O avanço da pejotização no Brasil: dados, impactos econômicos e riscos jurídicos
14 de ago. de 2025
O mercado de trabalho brasileiro vive um movimento acelerado de migração de empregados com carteira assinada para a condição de pessoa jurídica, especialmente na modalidade de Microempreendedor Individual (MEI). Esse fenômeno, intensificado nos últimos anos, combina atrativos econômicos imediatos para profissionais e empresas, mas acarreta desafios jurídicos e sociais de grande relevância.

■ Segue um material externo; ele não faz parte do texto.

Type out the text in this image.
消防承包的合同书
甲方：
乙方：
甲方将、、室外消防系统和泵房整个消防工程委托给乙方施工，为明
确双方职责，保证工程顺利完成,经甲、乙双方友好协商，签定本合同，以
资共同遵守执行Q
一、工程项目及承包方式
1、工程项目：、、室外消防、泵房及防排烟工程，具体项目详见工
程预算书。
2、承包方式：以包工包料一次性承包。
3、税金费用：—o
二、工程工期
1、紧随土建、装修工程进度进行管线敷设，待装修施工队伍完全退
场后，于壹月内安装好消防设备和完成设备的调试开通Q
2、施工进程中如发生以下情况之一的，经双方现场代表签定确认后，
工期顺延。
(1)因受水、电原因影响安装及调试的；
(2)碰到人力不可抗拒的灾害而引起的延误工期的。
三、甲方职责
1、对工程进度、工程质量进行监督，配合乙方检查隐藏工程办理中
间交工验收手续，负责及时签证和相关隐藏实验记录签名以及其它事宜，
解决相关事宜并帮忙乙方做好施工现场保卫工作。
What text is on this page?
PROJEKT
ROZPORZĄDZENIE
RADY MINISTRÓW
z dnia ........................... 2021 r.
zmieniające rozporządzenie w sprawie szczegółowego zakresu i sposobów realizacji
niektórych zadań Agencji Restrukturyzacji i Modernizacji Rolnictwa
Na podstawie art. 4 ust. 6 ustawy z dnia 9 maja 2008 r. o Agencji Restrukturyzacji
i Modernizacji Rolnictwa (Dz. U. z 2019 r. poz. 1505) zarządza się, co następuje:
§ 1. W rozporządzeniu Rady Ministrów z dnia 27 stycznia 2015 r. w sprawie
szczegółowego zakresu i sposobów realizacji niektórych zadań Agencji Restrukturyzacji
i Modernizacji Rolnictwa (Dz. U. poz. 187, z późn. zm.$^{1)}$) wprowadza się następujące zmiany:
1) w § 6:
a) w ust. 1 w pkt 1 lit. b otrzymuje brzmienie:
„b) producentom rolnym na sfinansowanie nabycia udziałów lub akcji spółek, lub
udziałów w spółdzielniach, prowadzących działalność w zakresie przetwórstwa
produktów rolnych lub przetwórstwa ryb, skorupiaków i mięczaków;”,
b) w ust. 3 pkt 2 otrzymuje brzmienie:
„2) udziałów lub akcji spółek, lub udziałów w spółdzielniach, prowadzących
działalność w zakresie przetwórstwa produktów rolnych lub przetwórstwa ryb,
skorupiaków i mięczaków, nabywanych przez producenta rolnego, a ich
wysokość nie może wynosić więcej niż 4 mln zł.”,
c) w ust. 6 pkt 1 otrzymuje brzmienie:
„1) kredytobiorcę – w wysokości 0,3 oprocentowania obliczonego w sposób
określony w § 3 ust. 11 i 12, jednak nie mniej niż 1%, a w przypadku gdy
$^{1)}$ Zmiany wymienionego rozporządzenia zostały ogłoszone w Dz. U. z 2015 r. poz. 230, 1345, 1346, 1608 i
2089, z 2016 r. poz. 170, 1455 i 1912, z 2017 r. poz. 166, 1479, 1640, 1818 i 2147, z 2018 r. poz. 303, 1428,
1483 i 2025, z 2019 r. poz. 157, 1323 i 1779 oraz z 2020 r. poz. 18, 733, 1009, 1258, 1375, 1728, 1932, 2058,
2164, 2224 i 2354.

Entre 2022 e 2024, cerca de 4,8 milhões de trabalhadores trocaram a carteira assinada por um CNPJ, sendo 3,8 milhões na modalidade MEI e 1 milhão no Simples Nacional.
No primeiro quadrimestre de 2025, foram abertas 1,8 milhão de empresas, das quais 77,4% eram MEIs — aproximadamente 1,4 milhão de novos registros.
O percentual de trabalhadores por conta própria com CNPJ no total de ocupados subiu de 3,3% em 2012 para 6,5% em 2024, segundo cálculos da FGV com base em dados do IBGE.
Na maioria das atividades analisadas, o trabalhador PJ obteve rendimento superior ao empregado formal. Em alguns setores, a remuneração média de PJs chega a ser o dobro (ou mais) da paga a empregados com carteira assinada:
Saúde e assistência social: R$ 2,97 mil (PJ) vs. R$ 0,94 mil (carteira assinada).
Atividades imobiliárias: R$ 2,81 mil vs. R$ 0,98 mil.
Cultura, esporte e lazer: R$ 2,57 mil vs. R$ 0,98 mil.
Mídias: R$ 2,29 mil vs. R$ 1,27 mil.
Esse ganho é explicado, em parte, pela autonomia para negociar valores, atender múltiplos contratantes e organizar o próprio tempo. Contudo, vem acompanhado da perda de direitos sociais e da transferência de riscos da atividade para o trabalhador.
Do ponto de vista empresarial, a contratação como PJ representa uma economia média de 68,1% no custo total sobre o salário, devido à eliminação de encargos como:
Contribuição ao INSS (20%)
Férias (11,1%)
FGTS (8%)
13º salário (8,3%)
Benefícios previdenciários, seguro de acidente e outros tributos.
Essa redução de encargos, embora atraente para o contratante, provoca forte impacto negativo nas receitas públicas: o Ministério do Trabalho estima que a pejotização já tenha reduzido a arrecadação em R$ 61,4 bilhões no INSS e R$ 24,2 bilhões no FGTS. Um empregado formal gera R$ 33,1 mil anuais em arrecadação, contra R$ 4,1 mil de um PJ. Se todos os trabalhadores contratados após a reforma trabalhista de 2017 fossem celetistas, a arrecadação teria sido R$ 144 bilhões maior.
A migração para PJ implica a perda de benefícios trabalhistas como férias remuneradas, 13º salário, FGTS, seguro-desemprego e estabilidade em casos específicos. No campo previdenciário, a contribuição reduzida — especialmente no MEI — compromete a aposentadoria e a cobertura de riscos como doença ou invalidez. Isso fragiliza a rede de proteção social e pode aumentar a vulnerabilidade econômica de milhões de profissionais no futuro.
O Ministério do Trabalho alerta para casos de pejotização forçada, nos quais o empregado é compelido a abrir CNPJ para manter o posto de trabalho, configurando fraude à legislação trabalhista (art. 9º da CLT).
O Supremo Tribunal Federal (STF) suspendeu processos que questionam a legalidade dessa prática e marcou audiência pública para 10 de setembro de 2025, a fim de discutir os impactos econômicos, sociais e jurídicos da pejotização, ponderando entre a liberdade contratual e a função social do trabalho prevista na Constituição Federal.
O crescimento expressivo das PJs, impulsionado pela figura do MEI, evidencia uma reconfiguração profunda no mercado de trabalho. Embora traga ganhos imediatos de renda e reduza custos empresariais, o modelo impõe riscos à proteção social e à sustentabilidade da seguridade pública. Do ponto de vista jurídico, a linha entre contratação legítima e fraude é tênue, exigindo atenção redobrada de empresas e profissionais para evitar passivos trabalhistas e previdenciários. O debate que se aproxima no STF será decisivo para balizar os limites dessa prática e definir o equilíbrio entre flexibilidade econômica e preservação dos direitos dos empregados.